Hi there
I want to do a multilingual token regression task where the result differs depending on an external language involved. So basically I want to model properties between languages by only having access to the original source text. For instance, if I have an English source text and I want to predict a value for each token as a means to quantify how that token relates to French, then that should be different from when it relates to German.

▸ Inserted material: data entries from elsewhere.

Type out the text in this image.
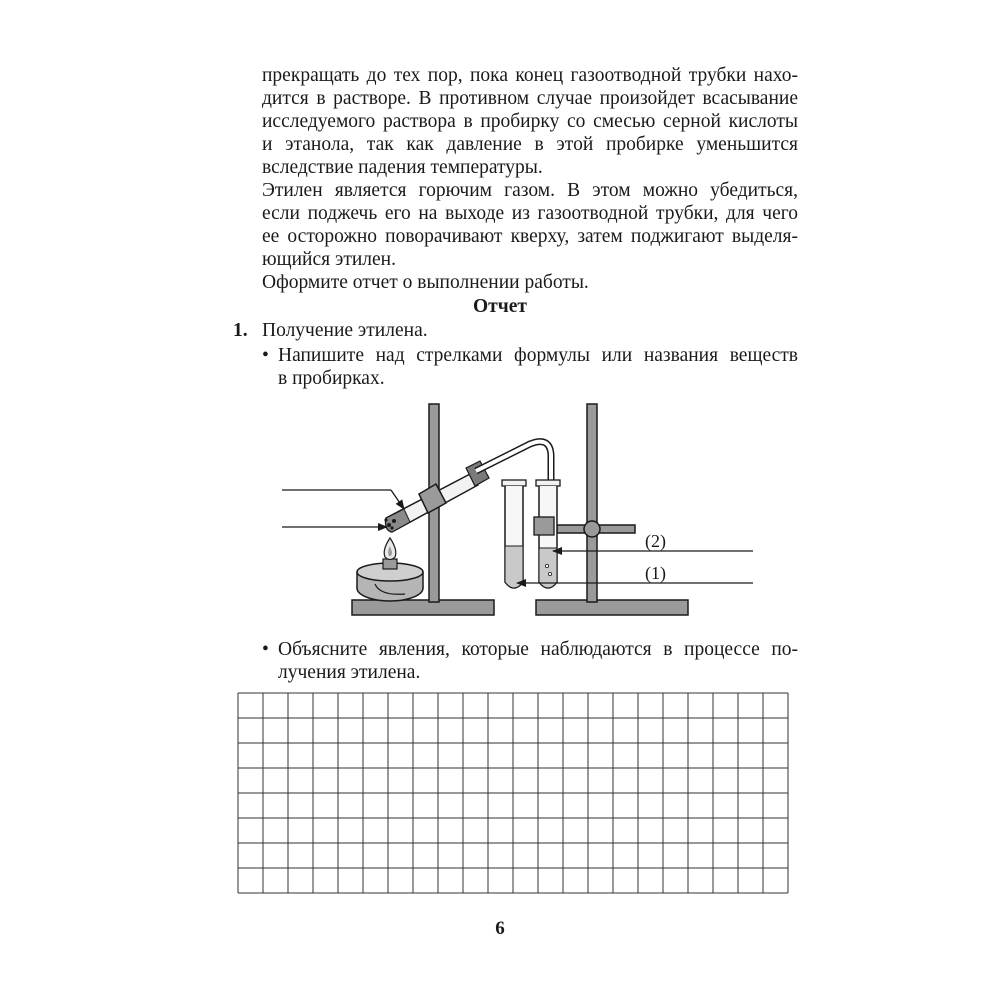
прекращать до тех пор, пока конец газоотводной трубки нахо-
дится в растворе. В противном случае произойдет всасывание
исследуемого раствора в пробирку со смесью серной кислоты
и этанола, так как давление в этой пробирке уменьшится
вследствие падения температуры.
Этилен является горючим газом. В этом можно убедиться,
если поджечь его на выходе из газоотводной трубки, для чего
ее осторожно поворачивают кверху, затем поджигают выделя-
ющийся этилен.
Оформите отчет о выполнении работы.
Отчет
1. Получение этилена.
• Напишите над стрелками формулы или названия веществ
в пробирках.
(2)
(1)
• Объясните явления, которые наблюдаются в процессе по-
лучения этилена.
6
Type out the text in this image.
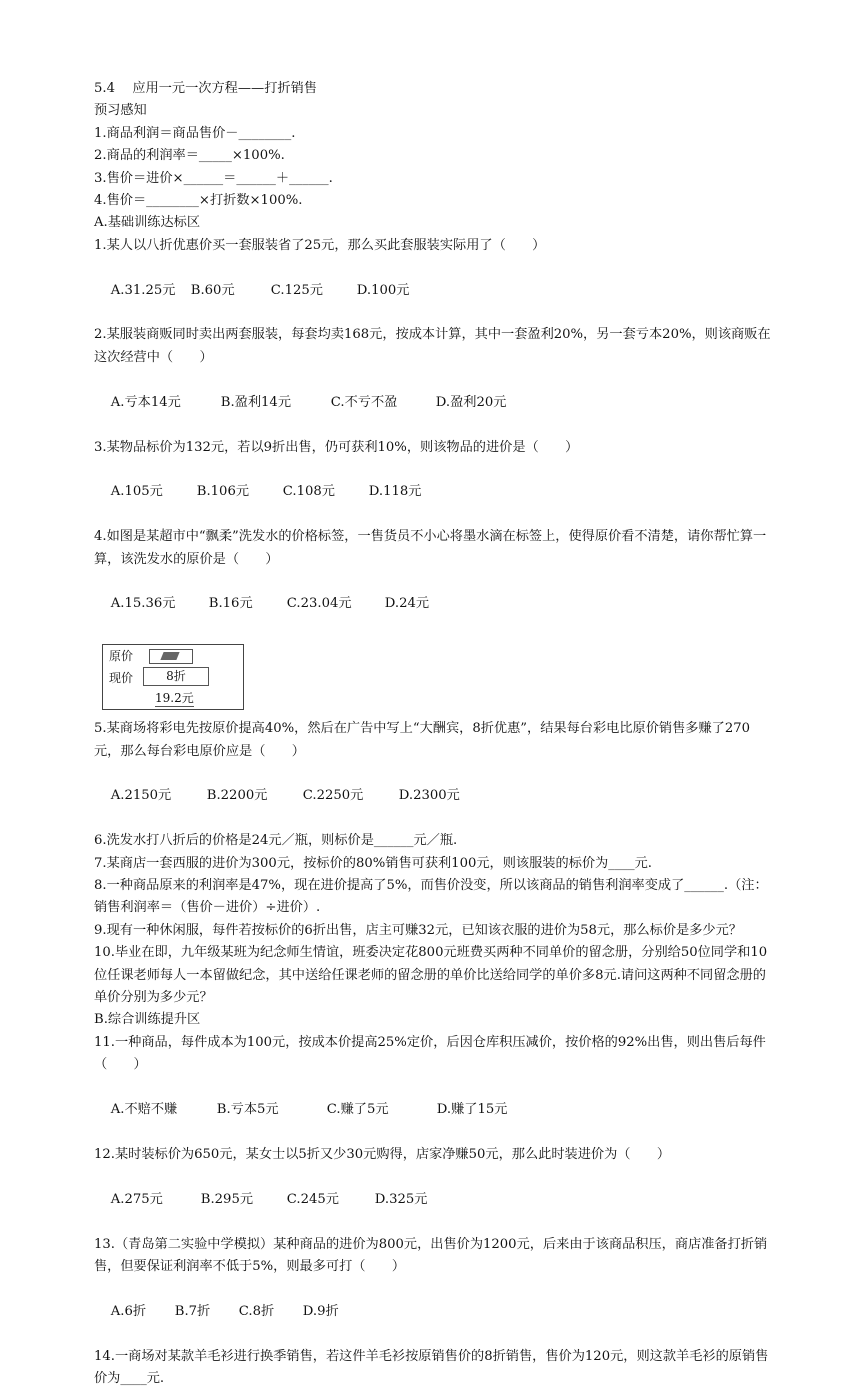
5.4　 应用一元一次方程——打折销售

预习感知

1.商品利润＝商品售价－________.

2.商品的利润率＝_____×100%.

3.售价＝进价×______＝______＋______.

4.售价＝________×打折数×100%.

A.基础训练达标区

1.某人以八折优惠价买一套服装省了25元，那么买此套服装实际用了（　　）

A.31.25元 B.60元	C.125元	D.100元

2.某服装商贩同时卖出两套服装，每套均卖168元，按成本计算，其中一套盈利20%，另一套亏本20%，则该商贩在这次经营中（　　）

A.亏本14元	B.盈利14元	C.不亏不盈	D.盈利20元

3.某物品标价为132元，若以9折出售，仍可获利10%，则该物品的进价是（　　）

A.105元	B.106元	C.108元	D.118元

4.如图是某超市中“飘柔”洗发水的价格标签，一售货员不小心将墨水滴在标签上，使得原价看不清楚，请你帮忙算一算，该洗发水的原价是（　　）

A.15.36元	B.16元	C.23.04元	D.24元

原价
现价	8折
19.2元

5.某商场将彩电先按原价提高40%，然后在广告中写上“大酬宾，8折优惠”，结果每台彩电比原价销售多赚了270元，那么每台彩电原价应是（　　）

A.2150元	B.2200元	C.2250元	D.2300元

6.洗发水打八折后的价格是24元／瓶，则标价是______元／瓶.

7.某商店一套西服的进价为300元，按标价的80%销售可获利100元，则该服装的标价为____元.

8.一种商品原来的利润率是47%，现在进价提高了5%，而售价没变，所以该商品的销售利润率变成了______.（注：销售利润率＝（售价－进价）÷进价）.

9.现有一种休闲服，每件若按标价的6折出售，店主可赚32元，已知该衣服的进价为58元，那么标价是多少元？

10.毕业在即，九年级某班为纪念师生情谊，班委决定花800元班费买两种不同单价的留念册，分别给50位同学和10位任课老师每人一本留做纪念，其中送给任课老师的留念册的单价比送给同学的单价多8元.请问这两种不同留念册的单价分别为多少元？

B.综合训练提升区

11.一种商品，每件成本为100元，按成本价提高25%定价，后因仓库积压减价，按价格的92%出售，则出售后每件（　　）

A.不赔不赚	B.亏本5元	C.赚了5元	D.赚了15元

12.某时装标价为650元，某女士以5折又少30元购得，店家净赚50元，那么此时装进价为（　　）

A.275元	B.295元	C.245元	D.325元

13.（青岛第二实验中学模拟）某种商品的进价为800元，出售价为1200元，后来由于该商品积压，商店准备打折销售，但要保证利润率不低于5%，则最多可打（　　）

A.6折 B.7折 C.8折 D.9折

14.一商场对某款羊毛衫进行换季销售，若这件羊毛衫按原销售价的8折销售，售价为120元，则这款羊毛衫的原销售价为____元.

T5 seems like a good candidate here since it was already pretrained on the translation task with prefixes like "translation French to German: ", so this should already contain a lot of information. I have some questions about this:
- Are these prefixes “special characters” that are not tokenised by the tokenizer (like
<s>
etc.) or can they be any string, which is then tokenised? Is there anything “special” about the prefix? - If there is nothing special about the string, can I assume that if I change the prefix from
translate French to German
toFrench to German
, that part of the pretrained model is still taken into account (since it “recognises” the languages at the start), or would they really need to be in the same position? -
If they have to be in the same position, can I just use them as they were pretrained “translate French to German” and simply add a regression head instead of LM head?see edit below
Thanks a lot for your time! I really need to dig further in the models that were introduced after RoBERTa but, you know how it goes, life got in the way. So it’s nice that there’s a place here to ask some questions!
EDIT: of course T5 is text-to-text so I should not add a specific regression head. I’ll have to dig deeper how you evaluate on a regression task then, though. It seems very counter-intuitive to evaluate a regression model as a generation model. So if you have more information on using T5 for token regression, that’s welcome as well.